ÉRASE una vez, en época no muy lejana, una aldea encantada escondida en algún remoto rincón de la seductora geografía terrenal. Una gavilla de niños sudorosos, fatigados del frívolo ejercicio de sus juegos habituales, llegaba en tropel al pórtico a media luz, apenas alumbrado por un candil colgante, de la pulpería de la esquina, ubicada en una calle polvorienta, cruzando la avenida principal. El fin, encontrarse, ya en las últimas horas del atardecer, con un amable anciano, sentado en una banca renca y destemplada –un rústico bastón colgando indiferente de un costado– a recrearse de su voz pausada y grave, con los cuentos maravillosos que les relataba, viva memoria de una sabiduría ancestral.

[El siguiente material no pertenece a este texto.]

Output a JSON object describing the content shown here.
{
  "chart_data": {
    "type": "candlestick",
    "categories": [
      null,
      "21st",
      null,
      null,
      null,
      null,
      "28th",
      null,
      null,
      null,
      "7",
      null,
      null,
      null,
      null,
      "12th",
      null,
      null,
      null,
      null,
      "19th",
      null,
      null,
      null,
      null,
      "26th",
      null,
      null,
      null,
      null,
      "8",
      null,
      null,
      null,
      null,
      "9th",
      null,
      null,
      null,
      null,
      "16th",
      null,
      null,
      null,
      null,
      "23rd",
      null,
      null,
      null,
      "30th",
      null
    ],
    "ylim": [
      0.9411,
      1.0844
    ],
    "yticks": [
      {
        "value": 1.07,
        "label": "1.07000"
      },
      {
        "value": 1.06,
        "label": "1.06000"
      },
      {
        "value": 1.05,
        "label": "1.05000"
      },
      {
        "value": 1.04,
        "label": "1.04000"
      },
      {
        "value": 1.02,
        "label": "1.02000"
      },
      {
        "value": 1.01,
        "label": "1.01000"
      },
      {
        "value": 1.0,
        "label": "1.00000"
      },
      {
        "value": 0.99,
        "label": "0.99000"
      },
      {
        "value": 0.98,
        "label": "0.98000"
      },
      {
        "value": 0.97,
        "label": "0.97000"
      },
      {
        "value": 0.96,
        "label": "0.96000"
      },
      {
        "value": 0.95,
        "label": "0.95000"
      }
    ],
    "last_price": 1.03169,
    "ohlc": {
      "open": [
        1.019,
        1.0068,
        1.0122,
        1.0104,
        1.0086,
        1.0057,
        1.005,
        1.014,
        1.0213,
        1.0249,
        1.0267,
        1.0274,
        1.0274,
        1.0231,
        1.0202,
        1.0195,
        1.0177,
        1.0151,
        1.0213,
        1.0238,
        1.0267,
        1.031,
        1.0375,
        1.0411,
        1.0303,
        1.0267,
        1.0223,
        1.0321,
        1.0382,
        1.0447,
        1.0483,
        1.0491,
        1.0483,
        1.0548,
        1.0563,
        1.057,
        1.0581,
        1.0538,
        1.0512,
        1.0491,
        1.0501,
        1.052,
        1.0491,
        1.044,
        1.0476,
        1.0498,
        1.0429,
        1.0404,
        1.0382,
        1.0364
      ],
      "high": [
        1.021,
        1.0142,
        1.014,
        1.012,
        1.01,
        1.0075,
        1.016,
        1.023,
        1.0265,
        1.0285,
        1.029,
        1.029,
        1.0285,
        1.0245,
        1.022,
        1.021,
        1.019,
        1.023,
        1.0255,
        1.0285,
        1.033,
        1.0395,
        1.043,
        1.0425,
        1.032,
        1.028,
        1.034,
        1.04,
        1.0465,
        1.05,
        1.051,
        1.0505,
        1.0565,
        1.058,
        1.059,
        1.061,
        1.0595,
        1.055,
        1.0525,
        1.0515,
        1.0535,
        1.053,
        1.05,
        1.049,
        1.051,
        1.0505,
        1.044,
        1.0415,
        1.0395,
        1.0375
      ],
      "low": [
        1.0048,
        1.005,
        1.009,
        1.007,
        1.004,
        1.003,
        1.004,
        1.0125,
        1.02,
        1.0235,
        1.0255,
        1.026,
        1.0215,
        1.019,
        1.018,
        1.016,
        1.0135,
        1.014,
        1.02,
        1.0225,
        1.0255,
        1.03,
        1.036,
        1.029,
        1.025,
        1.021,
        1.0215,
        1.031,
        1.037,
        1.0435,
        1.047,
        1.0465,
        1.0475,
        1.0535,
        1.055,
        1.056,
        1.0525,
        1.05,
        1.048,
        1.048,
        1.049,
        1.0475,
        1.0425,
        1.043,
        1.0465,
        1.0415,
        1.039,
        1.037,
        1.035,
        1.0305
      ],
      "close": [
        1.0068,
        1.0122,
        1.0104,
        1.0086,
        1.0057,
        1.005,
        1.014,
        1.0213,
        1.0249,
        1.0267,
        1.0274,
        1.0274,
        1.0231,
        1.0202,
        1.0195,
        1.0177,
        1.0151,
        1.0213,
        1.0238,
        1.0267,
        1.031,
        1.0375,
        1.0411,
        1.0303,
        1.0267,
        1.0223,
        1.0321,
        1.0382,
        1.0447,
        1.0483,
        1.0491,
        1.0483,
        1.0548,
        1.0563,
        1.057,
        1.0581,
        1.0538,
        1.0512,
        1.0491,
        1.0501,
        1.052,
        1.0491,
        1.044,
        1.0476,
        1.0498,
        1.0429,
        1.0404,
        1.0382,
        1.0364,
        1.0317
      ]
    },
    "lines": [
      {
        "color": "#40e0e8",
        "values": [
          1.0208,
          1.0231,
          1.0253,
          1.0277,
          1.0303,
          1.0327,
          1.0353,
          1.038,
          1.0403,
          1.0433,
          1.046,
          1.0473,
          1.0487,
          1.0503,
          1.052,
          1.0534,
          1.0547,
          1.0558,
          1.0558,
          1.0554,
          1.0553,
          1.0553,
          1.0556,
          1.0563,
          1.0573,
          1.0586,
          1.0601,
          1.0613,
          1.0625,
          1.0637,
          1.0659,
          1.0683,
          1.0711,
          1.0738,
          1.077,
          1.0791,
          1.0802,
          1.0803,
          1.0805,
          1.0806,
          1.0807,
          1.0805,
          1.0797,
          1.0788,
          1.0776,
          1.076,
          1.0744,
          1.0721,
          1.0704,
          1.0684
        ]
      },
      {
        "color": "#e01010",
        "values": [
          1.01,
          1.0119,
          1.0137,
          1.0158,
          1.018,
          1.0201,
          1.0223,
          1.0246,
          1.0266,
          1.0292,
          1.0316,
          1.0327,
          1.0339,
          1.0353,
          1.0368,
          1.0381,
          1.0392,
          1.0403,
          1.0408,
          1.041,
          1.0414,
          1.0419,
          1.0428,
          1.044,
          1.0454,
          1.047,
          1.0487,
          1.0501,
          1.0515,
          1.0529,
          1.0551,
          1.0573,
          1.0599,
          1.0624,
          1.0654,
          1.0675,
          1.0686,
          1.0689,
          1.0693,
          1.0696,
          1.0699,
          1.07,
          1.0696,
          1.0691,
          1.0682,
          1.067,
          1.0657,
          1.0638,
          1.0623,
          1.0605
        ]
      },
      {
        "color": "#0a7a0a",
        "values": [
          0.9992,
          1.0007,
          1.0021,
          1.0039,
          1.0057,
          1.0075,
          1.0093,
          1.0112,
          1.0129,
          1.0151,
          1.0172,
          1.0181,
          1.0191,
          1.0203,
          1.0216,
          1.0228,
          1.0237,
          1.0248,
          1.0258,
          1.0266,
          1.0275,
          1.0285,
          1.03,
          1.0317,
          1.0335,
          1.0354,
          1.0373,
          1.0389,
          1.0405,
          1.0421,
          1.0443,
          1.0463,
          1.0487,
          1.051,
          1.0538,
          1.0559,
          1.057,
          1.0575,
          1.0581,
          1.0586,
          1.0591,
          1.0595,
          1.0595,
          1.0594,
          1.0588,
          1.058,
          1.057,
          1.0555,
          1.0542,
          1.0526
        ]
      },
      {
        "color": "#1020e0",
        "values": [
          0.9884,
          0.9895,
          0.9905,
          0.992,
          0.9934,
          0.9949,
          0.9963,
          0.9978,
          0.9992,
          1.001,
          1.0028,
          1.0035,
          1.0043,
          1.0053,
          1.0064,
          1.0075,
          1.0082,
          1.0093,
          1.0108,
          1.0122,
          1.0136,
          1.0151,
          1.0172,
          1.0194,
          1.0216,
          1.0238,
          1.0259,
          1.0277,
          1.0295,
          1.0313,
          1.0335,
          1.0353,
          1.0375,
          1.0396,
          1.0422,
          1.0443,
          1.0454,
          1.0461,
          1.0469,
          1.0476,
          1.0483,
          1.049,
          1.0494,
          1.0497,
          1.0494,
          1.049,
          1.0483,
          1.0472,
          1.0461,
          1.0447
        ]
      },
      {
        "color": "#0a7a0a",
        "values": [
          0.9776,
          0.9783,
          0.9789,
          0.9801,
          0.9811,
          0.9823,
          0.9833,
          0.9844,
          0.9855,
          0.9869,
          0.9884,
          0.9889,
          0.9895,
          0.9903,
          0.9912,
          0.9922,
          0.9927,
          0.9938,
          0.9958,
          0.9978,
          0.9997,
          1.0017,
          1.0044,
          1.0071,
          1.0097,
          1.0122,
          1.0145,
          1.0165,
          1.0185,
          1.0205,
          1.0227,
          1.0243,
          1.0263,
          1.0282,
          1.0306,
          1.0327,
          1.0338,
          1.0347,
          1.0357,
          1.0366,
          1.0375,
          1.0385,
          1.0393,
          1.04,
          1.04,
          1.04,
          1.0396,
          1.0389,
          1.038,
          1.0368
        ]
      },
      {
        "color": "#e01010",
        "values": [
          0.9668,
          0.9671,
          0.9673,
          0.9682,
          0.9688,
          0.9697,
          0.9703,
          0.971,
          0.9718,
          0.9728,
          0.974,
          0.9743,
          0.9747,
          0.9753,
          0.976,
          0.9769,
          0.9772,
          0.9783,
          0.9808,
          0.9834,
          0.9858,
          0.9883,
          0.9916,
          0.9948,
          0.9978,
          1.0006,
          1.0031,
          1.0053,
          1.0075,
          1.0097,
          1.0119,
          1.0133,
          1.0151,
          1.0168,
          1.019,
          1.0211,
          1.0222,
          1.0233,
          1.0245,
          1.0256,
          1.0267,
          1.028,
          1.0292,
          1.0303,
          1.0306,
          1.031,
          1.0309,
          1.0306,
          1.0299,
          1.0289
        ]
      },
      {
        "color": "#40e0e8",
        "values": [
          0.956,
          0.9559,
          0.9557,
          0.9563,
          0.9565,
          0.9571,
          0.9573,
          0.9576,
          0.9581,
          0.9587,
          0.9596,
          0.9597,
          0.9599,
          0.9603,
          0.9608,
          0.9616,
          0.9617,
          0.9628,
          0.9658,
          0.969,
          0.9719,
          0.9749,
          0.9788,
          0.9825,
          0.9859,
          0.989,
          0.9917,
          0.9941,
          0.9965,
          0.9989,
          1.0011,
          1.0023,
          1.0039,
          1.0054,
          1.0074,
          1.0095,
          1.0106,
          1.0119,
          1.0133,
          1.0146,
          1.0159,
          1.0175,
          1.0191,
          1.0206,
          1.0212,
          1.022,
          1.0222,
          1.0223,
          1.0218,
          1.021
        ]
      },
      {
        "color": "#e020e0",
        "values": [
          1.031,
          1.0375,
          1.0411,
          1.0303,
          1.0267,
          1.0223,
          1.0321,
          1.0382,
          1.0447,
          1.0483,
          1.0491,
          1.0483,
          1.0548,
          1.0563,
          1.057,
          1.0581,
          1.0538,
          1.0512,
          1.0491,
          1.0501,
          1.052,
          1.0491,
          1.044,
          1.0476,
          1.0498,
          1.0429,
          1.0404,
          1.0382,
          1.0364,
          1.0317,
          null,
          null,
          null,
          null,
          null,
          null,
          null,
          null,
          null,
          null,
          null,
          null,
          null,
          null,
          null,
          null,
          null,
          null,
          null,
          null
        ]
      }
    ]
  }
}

Era un viejecito de semblante sereno, su pelo blanco pigmentado por la tersa caricia de su crepuscular edad. Su rostro (adornado de una cautivadora sonrisa que lucía agradable entre la risada barba acicalada), lleno de suaves arrugas –asemejando esos impenetrables caminos que narran las más fascinantes historias de un intenso batallar– buriladas por los tantos años de una vida larga y plena. Su piel curtida por el inclemente sol y el invencible pasar de una plétora de primaveras; sus espesas cejas encanecidas, como techo protector a unos ojos pequeños de pupilas vivarachas, como faros, llenos de luz, atravesando la densa espesura de la neblina, irradiando la bondad profunda de un corazón sensible y de un espíritu desprendido.
-“Contanos –pidió uno de los curiosos– ¿cómo era la vida antes, muy distinta a la de ahora?”. -“En muchos aspectos igual o parecida –inició diciéndoles– los problemas, tan grandes o pequeños como los de hoy en día, vistos desde la perspectiva que cada cual considera lo suyo como lo más importante y apremiante del mundo. La gente platicaba y escuchaba –cara a cara– como estamos haciéndolo nosotros. Dialogaba y se entendía; se respetaban unos con otros. No se ocupaba de papeles, ya que un estrechar de manos sellaba el compromiso de la palabra empeñada. Los vecinos se visitaban con frecuencia; la vecindad era como extensión solidaria de la familia. Hasta que uno de tantos días, anunciaron que una bestia alienígena asechaba las ciudades. Un monstruo invisible –decían– poderoso y silencioso que se alimentaba del tiempo y de las mentes de las almas que capturaba. Millones de criaturas –los “enganchados”– comenzaron a caer en sus afiladas garras. Cautivados por el hipnótico espejismo de quiméricas alucinaciones, vagando sin rumbo o destino cierto, se hicieron adictos a los espejos digitales. Le declararon la guerra al idioma y al abecedario. Mostraban sus estados de ánimo, no con palabras sino con pichingos –día y noche– enviando y recibiendo triviales mensajitos, de vida o muerte, con pésima ortografía, asesinando la verdad y esparciendo por redes y los chunches tecnológicos que invadieron los mercados, el arsenal de teorías conspirativas.
Acabaron enfrascados en batallas de notoriedad y de figuración –aparentando ser algo distinto de lo que eran en realidad– hostiles rociaban odiosidad, conflicto y radicalización. La bestia, se regodeaba de sus pichingos, de “los tontos útiles e inútiles” que –desplegando sus satánicos algoritmos– manipulaba como marionetas. Como almas que se las lleva el diablo, en frenética carrera por derrotar el mañana sin haber vencido el hoy, en galopante excitación, fueron olvidando las pequeñas alegrías, las pausas para disfrutar, la serenidad para pensar, la gracia de compartir, el ánimo de leer, la virtud de conversar, el amor por la cultura, y el simple valor de convivir; todo eso se había perdido”. “Derrocharon –dijo el anciano– lo más valioso… la vida misma. Ya no la sienten, no la gozan, y cuando el tiempo se les acabe, será tarde para arrepentirse. Las agujas de un implacable reloj, siguieron avanzando, hasta el último tic… tac”. El anciano cerró sus ojos, cayendo de inmediato en profundo sueño, librándose así del apocalíptico espectáculo de ver a la humanidad desaparecer. (¿Y hay moraleja –tercia el Sisimite– en este cuento? -Pues ha de haber –ironiza Winston– hay que preguntarle a la nena de los cuentos. De momento, sería que el tiempo es el don más preciado que tenemos, y que, la vida se escapa de las manos, ya que en esta despavorida prisa por llegar sepa Judas a dónde y cuándo, quién sabe si lleguemos).